NEW YORK -- The e-mail came from a journalist in Karachi. "Ur old friend Yunus Khalis died today in the age of 95. His son Anwar ul-Haq has been appointed as his successor."
I read the message many times. Yunus Khalis was dead. The president of Afghanistan had issued a statement of condolence. As war raged in Lebanon, Iraq and Afghanistan this summer, I sadly thought of the guerrilla leader I had met so many years ago. I last saw him three years ago in his house near Jalalabad. I had hoped to meet him again. I wanted to talk to him about Osama bin Laden, about war and terrorism and religion - but mostly, I just wanted to talk.
I met Yunus Khalis in October 1981 in Peshawar, Pakistan. A young reporter, I wanted to live with the mujahedeen in Afghanistan and needed to find someone to take me in. I went to different guerrilla leaders: Burhanuddin Rabbani, Gulbaddin Hekmatyar and others. I interviewed them, listened to them, but did not feel comfortable with any of them.
Mr. Rabbani later became president of Afghanistan and today is a prominent member of parliament. Mr. Hekmatyar, with a bounty on his head, now wages jihad against the U.S.
Then I met Mr. Khalis and knew immediately that I wanted to go with his men. He stood straight, wore a bandoleer of bullets, had a deep voice and looked me in the eye. He reminded me of men I knew as a boy: men of God, deep Christians who worked hard in the fields, had calluses on their hands and read the Bible at night.
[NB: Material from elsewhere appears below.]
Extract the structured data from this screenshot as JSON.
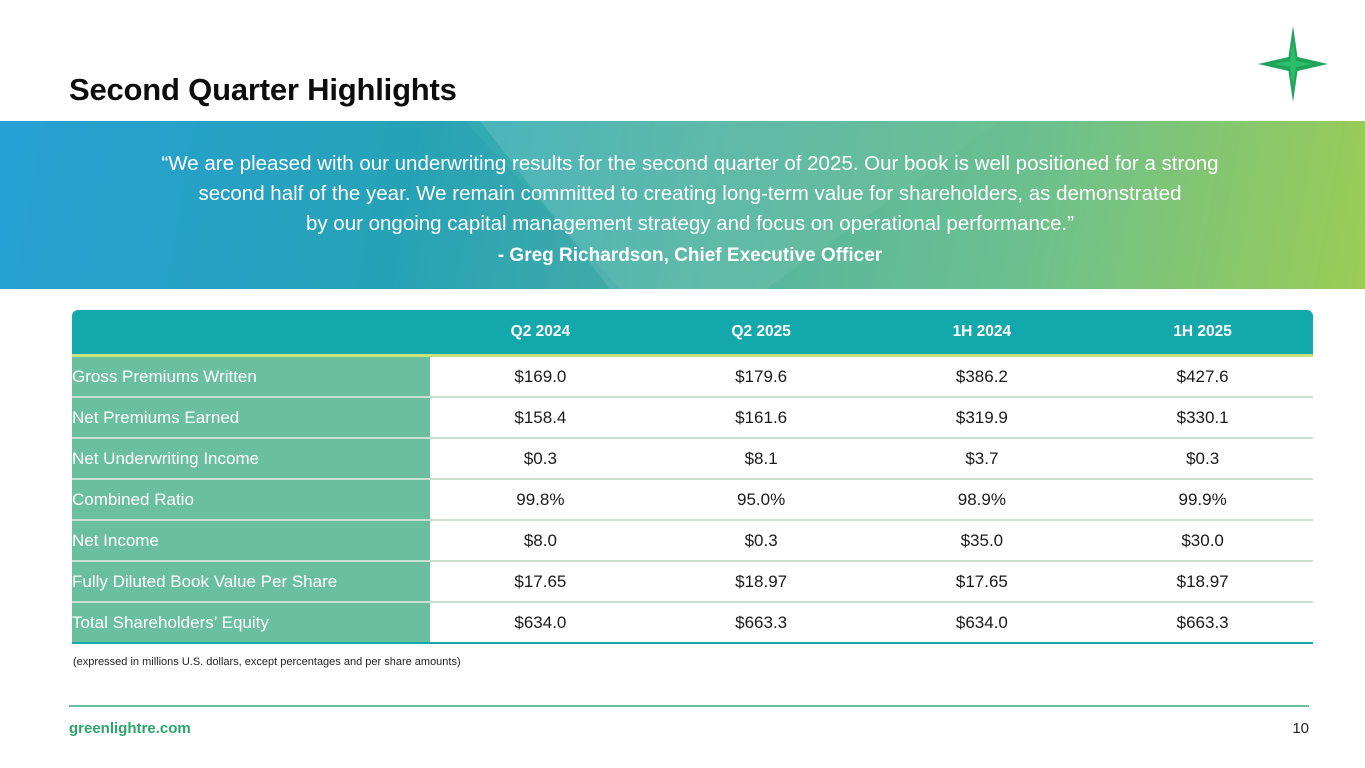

We talked, and he wrote a note on a piece of paper and gave it to an aide. I bought Afghan clothes in the bazaar and hiked with his men up to Shi-e-Khot, Paktia province, and lived with Jalaluddin Haqqani, who today is a commander with the Taliban. Mr. Haqqani gave me a plate of honey when I arrived to go with my tea.
My adventure with Mr. Khalis and the mujahedeen began out of curiosity. I wanted to see what these men were like, the ones who shouted "God is great" and went up with old British rifles against the mighty Red Army. I envied their courage, their strength, their belief in God.
I had been a believer too, raised in a tight-knit, evangelical Plymouth Brethren community. But I gradually left that life behind as I began wandering and exploring the world - first Europe, then North Africa, where I encountered Islam. Though I was hoping for a god to replace the God of my youth, I never became a Muslim. But I felt a kinship with Mr. Khalis and the mujahedeen. Perhaps I was looking for a brother - or for brotherhood. They were like a family, and he was like the grandfather I had barely known. He was a stalwart: incorruptible, noble and devout - and at the same time a fierce warrior.
Two decades later, in March 2002, I stood with other journalists on the plains near Gardez, west of Shi-e-Khot, remembering the past, as the United States launched a massive ground attack. We had had little to eat there back in 1981, huddled around fires to keep warm in the snow, and were scared when a Soviet helicopter hovered overhead.
News reports said that Mr. Khalis went into hiding after the U.S. invasion of Afghanistan. In April 2002, I drove with a guide from Kabul to Jalalabad and found a man who would take us to Mr. Khalis. It was hot, humid and dusty as we bumped along rocky dirt roads. We kept asking directions.
Everyone knew Mr. Khalis, a former governor of Nangarhar province. Mullah Mohammed Omar, leader of the Taliban, fought under him against the Soviet Union. Mr. Khalis, I believe, introduced Mr. Omar to bin Laden.
Bin Laden and his family lived near Mr. Khalis when he returned to Afghanistan from Sudan in 1996. Bin Laden stayed with him before he went up to Tora Bora. I have been told recently in Peshawar that Mr. Khalis' sons guided bin Laden down from Tora Bora.
We pulled up to his baked mud compound. Two men came over from another house. Yunus Khalis was old; he didn't see visitors - and certainly not, although they didn't say it, foreign infidels. We persisted. I knew Mr. Khalis from before.
I wasn't sure why, but I had to see him. I stood by the car, trying to look humble, unthreatening. Finally, a man came out and said Mr. Khalis would see me, but only for a few minutes.
I was excited in a way I hadn't been in years. We entered the compound, walked on a dirt path to his house. I saw colored plastic pails and children's sandals. We took off our shoes and entered a dark room. A frail, old man wearing a prayer cap lay on his side on a small bed. Though I had idealized him once, I saw now, in his weakened state, that he was an ordinary man. I stood there, feeling a mixture of emotions.
I sat on the bed next to him. We shook hands. His were soft, the calluses gone. I wanted to be alone with him, to talk as we had done before.